Why crypto market sentiment is moving to such extremes
In early 2020, everyone expected Bitcoin to reach new heights. It was back to $ 10,000 for what seemed like the hundredth time, and finally got big. Then COVID hit and Bitcoin dropped to $ 3,000 on Black Thursday.
Investors were afraid to touch it lest it potentially collapse to zero if the economy continued to fall. But it doesn’t, and the opposite happened and the perfect storm in Bitcoin happened afterwards. Billions of dollars in stimulus money were printed when there were only 21 million BTC.
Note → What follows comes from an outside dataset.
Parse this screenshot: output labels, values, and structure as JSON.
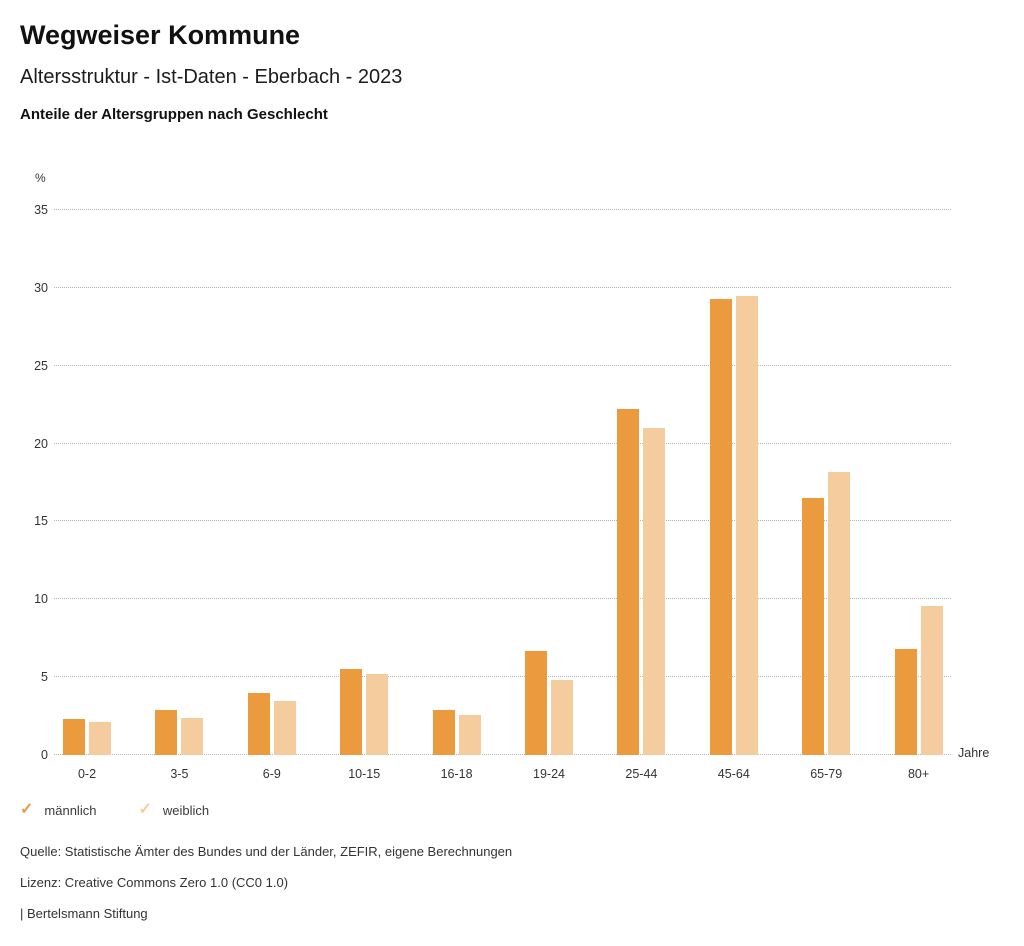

Talks about inflation and low interest rates have shifted the appetite for risk, and investors have loaded up on memes and crypto stocks. Bitcoin exploded from $ 3,000 to $ 60,000. At its highest, everyone expected Bitcoin to hit $ 100,000 or more. Still, it crashed badly at $ 30,000. Now, even though just a few months ago people expected $ 100,000, now they are expecting a return to $ 10,000 or worse.
Switching positions is a bad investment strategy, so it is often advisable for HODL investors, but it can lead to losses for years. This is why many choose to trade Ethereum and other cryptocurrencies instead.
Why trade cryptocurrencies instead
Markets are cyclical and rather than holding onto a bear market, those who have been in the crypto market for years are finally turning to trading. It can take even a single peak and trough to realize the potential gains left on the table by not trading instead.
For example, any investor who bought Bitcoin in 2020 did well until 2021, but then lost half of their earnings on the massive sell-off. But those who traded could have gotten profits from the rally to the upside, and even bypassed Bitcoin before the crash and profit from it on the downside.
Trading is best suited for speculative assets such as cryptocurrencies and can also be an ideal tool for inventors of stocks, currencies, and commodities. Trading these assets through CFDs such as derivatives provided by PrimeXBT allows for ultimate flexibility in position management.
This is especially useful for managing the highly volatile crypto market, which requires technical analysis tools, stop loss management, and more to survive. Over time, the volatility of each cryptocurrency will decrease as adoption takes place and more cash flows into those assets.
Low liquidity compared to forex, stocks or gold is also part of what makes crypto so wild, but it cannot be managed so easily. It is this situation of low liquidity and adoption that makes crypto more speculative of an asset class than those involved would like to believe. The solution to speculation is to trade rather than HODL, and only time in the market will tell.
Adoption is here, but it will move slowly and price discovery will be volatile and even painful along the way. Bitcoin and other assets like Ethereum will experience boom and bust repeatedly, with bullish and bearish phases in between. Knowing this in advance, would you prefer HODL and hope for the best, or is it time to consider trading cryptos instead?